A assistente social Sandra Rabello, 64 anos, moradora do Rio de Janeiro, estava entre as pessoas que disseram à reportagem que não puderam comemorar o bicentenário.

"Estava em Copacabana e me senti violentada, violada em meus direitos porque esperava que o Presidente não impulsionasse esta campanha eleitoral que ele impulsionou. Sabia que os apoiadores dele estariam lá, mas não esperava que fosse um ato totalmente político", disse Sandra Rabello.
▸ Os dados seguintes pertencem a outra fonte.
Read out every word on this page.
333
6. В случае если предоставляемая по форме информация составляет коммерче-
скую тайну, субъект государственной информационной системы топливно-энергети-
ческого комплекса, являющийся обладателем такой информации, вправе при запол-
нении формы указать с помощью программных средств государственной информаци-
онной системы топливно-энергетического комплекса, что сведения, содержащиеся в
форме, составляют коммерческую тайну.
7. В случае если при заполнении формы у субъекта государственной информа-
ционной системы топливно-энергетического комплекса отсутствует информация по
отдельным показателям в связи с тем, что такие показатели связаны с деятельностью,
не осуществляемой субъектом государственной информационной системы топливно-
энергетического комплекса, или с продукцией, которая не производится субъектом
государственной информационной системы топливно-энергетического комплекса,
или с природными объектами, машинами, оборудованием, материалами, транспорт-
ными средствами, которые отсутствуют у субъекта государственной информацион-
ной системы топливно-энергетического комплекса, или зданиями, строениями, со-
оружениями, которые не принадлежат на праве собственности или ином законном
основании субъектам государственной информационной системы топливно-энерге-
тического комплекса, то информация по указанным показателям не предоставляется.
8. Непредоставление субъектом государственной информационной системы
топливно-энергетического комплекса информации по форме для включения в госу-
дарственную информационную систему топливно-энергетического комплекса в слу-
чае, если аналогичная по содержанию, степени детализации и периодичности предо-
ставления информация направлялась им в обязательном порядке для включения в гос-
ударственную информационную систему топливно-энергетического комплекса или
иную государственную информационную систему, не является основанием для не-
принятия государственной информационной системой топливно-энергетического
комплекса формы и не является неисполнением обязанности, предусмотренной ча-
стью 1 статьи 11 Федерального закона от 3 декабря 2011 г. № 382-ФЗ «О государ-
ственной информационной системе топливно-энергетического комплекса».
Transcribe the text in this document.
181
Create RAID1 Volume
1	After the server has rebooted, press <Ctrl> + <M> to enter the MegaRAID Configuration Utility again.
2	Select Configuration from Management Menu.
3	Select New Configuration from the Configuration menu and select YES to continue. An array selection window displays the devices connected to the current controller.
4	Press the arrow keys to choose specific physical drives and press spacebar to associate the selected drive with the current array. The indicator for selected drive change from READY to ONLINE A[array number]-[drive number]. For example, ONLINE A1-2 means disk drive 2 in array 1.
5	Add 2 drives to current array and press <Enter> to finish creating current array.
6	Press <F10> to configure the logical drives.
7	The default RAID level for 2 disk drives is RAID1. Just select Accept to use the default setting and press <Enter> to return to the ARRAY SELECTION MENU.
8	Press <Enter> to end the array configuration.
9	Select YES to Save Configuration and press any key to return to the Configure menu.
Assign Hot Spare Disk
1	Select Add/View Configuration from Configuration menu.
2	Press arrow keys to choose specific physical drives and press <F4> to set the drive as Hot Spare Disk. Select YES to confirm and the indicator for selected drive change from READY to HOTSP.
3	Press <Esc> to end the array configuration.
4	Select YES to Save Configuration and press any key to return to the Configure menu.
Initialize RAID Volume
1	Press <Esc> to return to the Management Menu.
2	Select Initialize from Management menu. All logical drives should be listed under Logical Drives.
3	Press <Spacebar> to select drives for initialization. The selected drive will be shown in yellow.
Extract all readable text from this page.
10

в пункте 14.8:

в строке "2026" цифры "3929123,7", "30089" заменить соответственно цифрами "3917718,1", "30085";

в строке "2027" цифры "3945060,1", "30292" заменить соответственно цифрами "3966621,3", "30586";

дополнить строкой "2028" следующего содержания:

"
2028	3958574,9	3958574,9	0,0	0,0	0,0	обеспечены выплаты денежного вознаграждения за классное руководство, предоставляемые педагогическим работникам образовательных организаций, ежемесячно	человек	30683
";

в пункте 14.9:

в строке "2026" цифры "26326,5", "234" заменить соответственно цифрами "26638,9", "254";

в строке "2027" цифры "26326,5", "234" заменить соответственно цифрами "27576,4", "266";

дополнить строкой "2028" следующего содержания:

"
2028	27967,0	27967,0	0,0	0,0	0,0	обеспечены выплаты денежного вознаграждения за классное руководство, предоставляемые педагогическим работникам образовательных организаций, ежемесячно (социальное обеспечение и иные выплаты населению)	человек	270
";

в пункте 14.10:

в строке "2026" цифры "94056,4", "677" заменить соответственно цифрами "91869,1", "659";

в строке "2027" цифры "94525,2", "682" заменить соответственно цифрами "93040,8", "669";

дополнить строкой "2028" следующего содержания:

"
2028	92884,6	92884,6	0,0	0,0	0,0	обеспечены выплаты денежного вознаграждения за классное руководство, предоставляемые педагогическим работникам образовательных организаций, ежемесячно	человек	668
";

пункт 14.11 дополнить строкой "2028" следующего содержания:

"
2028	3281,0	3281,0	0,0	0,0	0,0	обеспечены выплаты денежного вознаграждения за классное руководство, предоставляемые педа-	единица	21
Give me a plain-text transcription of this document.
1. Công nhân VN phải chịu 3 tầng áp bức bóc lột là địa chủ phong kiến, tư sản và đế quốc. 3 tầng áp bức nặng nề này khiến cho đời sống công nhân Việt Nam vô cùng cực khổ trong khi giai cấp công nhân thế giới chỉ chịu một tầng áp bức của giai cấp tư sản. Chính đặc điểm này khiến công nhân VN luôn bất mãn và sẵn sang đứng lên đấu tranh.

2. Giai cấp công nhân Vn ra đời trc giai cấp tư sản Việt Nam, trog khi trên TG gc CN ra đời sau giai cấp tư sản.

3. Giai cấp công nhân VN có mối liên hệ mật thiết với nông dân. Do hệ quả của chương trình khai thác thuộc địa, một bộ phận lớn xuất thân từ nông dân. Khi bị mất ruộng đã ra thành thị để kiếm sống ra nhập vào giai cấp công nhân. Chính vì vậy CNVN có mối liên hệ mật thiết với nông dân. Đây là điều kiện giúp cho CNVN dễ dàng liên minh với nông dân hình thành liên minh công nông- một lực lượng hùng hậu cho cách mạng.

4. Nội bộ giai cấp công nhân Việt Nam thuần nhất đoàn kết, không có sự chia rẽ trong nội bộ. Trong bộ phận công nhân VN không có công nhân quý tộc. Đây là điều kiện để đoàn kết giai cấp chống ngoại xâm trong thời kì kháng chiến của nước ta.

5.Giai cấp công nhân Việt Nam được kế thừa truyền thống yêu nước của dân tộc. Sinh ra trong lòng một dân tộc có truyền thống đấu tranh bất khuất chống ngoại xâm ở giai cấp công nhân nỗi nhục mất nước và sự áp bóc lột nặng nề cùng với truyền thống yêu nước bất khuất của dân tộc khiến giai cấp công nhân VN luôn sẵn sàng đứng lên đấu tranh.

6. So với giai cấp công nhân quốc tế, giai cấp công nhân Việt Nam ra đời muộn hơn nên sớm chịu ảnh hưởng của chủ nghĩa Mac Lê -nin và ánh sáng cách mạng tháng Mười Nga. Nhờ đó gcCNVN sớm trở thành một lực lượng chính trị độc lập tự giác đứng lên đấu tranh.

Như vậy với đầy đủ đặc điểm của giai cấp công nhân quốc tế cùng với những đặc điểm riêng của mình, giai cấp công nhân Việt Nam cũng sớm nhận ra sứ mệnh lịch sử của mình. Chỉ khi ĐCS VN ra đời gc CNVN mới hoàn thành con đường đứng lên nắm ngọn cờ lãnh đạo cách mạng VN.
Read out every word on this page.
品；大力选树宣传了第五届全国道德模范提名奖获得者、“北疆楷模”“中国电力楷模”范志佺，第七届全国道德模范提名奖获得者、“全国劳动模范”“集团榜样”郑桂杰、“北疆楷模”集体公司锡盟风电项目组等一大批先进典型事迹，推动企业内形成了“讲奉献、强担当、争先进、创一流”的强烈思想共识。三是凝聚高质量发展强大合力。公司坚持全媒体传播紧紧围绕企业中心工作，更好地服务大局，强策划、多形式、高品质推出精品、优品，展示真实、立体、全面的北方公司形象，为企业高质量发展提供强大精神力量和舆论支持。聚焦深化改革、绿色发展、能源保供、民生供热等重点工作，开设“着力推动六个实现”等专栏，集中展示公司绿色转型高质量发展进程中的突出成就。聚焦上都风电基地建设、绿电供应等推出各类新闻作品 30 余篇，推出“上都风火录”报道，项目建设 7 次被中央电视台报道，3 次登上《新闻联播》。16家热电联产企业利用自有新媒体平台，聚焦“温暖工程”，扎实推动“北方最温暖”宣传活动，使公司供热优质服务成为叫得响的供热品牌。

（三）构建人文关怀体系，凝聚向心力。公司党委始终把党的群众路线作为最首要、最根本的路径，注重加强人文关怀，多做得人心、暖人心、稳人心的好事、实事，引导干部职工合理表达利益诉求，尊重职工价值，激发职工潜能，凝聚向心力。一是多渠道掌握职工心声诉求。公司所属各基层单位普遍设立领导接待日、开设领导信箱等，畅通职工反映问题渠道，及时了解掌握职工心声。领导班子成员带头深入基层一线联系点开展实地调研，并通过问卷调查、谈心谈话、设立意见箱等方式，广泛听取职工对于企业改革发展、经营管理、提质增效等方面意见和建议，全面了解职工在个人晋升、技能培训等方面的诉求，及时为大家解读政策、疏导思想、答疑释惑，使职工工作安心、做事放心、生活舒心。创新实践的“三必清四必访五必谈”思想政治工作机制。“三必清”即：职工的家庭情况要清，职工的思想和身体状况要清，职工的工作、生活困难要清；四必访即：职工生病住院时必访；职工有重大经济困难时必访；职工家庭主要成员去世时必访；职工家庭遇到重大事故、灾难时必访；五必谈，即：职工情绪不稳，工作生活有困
"Era uma data em que poderíamos ter repensado e discutido a independência e não fizemos isto por escolha do líder da nação", completou.

Separada por menos de 14 quilómetros da praia de Copacabana, a aldeia urbana do Maracanã, localizada ao lado do estádio de futebol mais famoso do país, abriga duas dezenas de indígenas críticos e ausentes da festa promovida pelo Governo Bolsonaro e apoiantes em Copacabana.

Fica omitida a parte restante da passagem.